Furthermore, argued Sars, the upgrade expenditure is not certain but depends on the franchiser.
B, in response, said it could not sell meals to customers absent the franchise agreement. In this sense there was a single contract, and a single source of the taxpayer’s income. And under that contract, the obligation to upgrade was not optional: it "simply [placed] absolute control over the approval of all plans and specifications in the hands of the franchiser".
Inextricably linked
The points raised by Sars were novel, and neither side could find any decisions on the application of section 24C to a franchise agreement such as that in B’s case.

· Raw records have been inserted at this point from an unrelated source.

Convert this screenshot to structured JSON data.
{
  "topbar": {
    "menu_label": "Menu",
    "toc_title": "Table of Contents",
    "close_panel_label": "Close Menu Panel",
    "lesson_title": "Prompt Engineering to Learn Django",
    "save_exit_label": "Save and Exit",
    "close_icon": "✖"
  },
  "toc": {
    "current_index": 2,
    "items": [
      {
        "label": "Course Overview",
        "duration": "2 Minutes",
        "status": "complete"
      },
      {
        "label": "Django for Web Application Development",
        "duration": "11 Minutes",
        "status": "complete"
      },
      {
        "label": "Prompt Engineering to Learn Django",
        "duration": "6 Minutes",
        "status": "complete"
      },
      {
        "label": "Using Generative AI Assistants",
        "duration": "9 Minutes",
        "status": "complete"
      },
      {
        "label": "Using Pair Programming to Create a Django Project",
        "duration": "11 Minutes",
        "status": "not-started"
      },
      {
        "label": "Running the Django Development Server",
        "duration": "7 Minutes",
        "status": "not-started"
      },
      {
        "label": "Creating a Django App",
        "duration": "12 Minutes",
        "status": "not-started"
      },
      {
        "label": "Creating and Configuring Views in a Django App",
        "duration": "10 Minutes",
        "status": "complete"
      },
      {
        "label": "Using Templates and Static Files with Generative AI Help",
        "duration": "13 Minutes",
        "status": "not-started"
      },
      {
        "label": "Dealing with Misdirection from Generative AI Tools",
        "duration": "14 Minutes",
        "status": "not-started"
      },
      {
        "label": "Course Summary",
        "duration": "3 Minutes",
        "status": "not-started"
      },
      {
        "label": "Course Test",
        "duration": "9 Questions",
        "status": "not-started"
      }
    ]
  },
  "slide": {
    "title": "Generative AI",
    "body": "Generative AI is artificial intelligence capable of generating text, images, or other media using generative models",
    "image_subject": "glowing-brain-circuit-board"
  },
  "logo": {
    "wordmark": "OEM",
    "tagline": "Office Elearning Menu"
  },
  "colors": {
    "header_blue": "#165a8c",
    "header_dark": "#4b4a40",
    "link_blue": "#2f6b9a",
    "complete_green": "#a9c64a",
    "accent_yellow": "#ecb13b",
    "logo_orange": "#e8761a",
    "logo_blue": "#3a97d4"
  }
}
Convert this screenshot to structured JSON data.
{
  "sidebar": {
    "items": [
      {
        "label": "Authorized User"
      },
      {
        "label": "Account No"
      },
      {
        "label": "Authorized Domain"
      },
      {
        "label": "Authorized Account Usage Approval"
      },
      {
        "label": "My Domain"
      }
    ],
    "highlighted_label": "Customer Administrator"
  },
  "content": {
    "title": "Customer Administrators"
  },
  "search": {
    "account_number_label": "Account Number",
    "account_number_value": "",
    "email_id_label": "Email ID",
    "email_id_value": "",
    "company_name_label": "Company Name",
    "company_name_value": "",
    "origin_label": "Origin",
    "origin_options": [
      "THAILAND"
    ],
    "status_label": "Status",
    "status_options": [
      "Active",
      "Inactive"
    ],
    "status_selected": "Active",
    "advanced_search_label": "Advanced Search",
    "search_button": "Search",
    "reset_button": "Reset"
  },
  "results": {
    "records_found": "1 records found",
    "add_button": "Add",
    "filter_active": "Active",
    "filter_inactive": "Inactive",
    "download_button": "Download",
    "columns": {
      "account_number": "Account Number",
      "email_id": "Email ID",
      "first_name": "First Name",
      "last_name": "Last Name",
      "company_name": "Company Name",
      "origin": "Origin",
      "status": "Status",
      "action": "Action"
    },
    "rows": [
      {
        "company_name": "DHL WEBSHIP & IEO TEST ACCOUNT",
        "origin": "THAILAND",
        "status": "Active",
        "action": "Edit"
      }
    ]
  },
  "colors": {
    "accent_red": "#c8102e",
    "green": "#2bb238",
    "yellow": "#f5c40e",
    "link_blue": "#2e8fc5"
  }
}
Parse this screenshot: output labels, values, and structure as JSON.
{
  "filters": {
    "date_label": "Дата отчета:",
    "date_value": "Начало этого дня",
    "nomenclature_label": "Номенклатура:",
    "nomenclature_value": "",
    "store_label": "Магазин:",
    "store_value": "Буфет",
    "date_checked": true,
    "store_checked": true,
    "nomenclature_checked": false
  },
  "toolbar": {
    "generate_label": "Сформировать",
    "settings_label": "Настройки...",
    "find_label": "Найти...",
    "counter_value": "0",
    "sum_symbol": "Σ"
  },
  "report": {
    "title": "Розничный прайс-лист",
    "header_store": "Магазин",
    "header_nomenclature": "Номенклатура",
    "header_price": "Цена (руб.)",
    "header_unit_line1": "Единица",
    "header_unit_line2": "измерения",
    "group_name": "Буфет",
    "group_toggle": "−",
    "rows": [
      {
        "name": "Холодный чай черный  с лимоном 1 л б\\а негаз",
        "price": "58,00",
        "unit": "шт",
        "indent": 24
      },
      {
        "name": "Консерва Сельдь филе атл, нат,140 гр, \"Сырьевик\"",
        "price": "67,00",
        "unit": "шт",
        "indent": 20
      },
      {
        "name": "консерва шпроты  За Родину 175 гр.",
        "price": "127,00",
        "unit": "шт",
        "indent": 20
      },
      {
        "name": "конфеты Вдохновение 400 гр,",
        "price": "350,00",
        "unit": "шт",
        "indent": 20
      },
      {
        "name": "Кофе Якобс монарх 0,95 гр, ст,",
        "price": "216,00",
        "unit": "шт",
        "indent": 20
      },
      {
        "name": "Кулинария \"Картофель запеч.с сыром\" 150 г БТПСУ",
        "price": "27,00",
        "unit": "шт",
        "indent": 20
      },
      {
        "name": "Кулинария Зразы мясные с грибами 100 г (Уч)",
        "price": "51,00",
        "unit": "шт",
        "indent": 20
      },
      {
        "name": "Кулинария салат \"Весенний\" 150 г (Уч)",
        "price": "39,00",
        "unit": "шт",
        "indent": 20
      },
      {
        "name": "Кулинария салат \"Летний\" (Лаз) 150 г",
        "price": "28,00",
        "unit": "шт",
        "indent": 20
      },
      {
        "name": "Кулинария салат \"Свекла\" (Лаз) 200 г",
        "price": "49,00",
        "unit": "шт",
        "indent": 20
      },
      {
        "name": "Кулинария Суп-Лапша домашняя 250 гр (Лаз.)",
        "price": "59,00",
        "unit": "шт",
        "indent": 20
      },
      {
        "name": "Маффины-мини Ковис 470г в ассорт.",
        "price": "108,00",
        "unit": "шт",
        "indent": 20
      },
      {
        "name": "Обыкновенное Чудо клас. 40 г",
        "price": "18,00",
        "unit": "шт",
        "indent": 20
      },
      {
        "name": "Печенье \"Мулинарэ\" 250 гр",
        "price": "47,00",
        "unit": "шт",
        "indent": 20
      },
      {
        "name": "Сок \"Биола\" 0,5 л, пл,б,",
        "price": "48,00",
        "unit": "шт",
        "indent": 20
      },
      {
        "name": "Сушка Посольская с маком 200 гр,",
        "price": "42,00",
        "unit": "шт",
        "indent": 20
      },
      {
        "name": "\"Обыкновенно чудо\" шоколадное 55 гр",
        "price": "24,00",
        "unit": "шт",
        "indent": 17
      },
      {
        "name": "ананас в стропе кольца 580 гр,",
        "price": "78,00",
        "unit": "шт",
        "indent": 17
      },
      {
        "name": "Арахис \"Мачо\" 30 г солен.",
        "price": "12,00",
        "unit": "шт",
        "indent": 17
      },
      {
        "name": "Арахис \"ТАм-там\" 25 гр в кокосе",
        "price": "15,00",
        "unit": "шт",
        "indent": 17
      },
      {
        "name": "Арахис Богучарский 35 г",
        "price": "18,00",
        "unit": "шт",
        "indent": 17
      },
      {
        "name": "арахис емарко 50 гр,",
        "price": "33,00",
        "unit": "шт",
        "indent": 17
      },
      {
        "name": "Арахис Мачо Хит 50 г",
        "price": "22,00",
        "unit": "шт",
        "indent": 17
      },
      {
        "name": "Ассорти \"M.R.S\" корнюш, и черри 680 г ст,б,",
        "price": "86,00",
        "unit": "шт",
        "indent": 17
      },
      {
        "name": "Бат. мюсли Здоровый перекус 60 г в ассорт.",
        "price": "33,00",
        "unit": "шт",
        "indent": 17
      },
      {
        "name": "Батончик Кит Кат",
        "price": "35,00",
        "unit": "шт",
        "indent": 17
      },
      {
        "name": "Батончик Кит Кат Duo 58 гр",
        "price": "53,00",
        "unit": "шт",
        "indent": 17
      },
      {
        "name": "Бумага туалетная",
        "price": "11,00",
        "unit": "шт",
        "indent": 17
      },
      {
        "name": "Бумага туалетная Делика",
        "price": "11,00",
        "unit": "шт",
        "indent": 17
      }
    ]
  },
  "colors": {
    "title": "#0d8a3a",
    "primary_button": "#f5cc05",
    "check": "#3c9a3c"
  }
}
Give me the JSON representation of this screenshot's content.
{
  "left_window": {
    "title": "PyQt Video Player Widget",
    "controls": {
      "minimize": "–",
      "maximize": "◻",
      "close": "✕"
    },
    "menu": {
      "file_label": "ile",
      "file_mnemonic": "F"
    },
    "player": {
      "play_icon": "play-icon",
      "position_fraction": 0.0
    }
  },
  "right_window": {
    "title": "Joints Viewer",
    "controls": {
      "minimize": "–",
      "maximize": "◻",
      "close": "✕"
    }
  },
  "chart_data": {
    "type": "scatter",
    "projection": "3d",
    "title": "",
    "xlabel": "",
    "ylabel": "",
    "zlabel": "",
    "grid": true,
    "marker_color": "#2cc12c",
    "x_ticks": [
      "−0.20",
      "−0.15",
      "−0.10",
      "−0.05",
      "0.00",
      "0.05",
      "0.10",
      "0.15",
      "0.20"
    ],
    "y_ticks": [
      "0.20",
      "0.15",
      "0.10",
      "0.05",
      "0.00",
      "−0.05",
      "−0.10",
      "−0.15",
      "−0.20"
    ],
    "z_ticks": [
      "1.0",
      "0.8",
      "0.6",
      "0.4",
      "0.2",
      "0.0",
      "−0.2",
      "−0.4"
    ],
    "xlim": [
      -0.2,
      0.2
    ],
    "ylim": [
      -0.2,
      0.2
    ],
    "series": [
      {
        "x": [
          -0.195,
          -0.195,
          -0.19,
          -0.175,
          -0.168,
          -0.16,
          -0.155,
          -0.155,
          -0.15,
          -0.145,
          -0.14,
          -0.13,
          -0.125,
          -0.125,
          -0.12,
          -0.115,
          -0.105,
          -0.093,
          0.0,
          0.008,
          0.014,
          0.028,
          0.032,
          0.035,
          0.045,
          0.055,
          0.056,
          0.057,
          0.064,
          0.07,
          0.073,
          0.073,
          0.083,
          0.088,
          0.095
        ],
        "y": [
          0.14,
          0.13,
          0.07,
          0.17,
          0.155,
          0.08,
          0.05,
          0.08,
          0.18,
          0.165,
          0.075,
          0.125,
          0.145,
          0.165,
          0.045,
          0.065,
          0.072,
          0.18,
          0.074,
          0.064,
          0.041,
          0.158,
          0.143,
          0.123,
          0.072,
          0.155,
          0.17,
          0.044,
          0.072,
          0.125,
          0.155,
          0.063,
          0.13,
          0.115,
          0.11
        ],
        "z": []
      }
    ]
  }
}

The court found the obligation to sell meals was a central condition, contained in the body of the same contract requiring B to incur future expenditure. Every aspect of the contract between the taxpayer and its customers was dictated by the franchise agreement: it "intrudes into every aspect of the taxpayer’s generating of its income". The two "are not legally independent and separate" but inextricably linked, said the judge. She held that B’s income was earned under the same contract as that which required the taxpayer’s future expenditure.
And while the franchiser might get to choose "the colour of the tiles", there was an unconditional obligation by B to perform.
In the end, B’s appeal succeeded and the additional estimates by Sars were set aside. But it was a close call, illustrating the need for franchise contracts requiring regular upgrades to be carefully scrutinised in light of the court’s finding — and the thinking of Sars.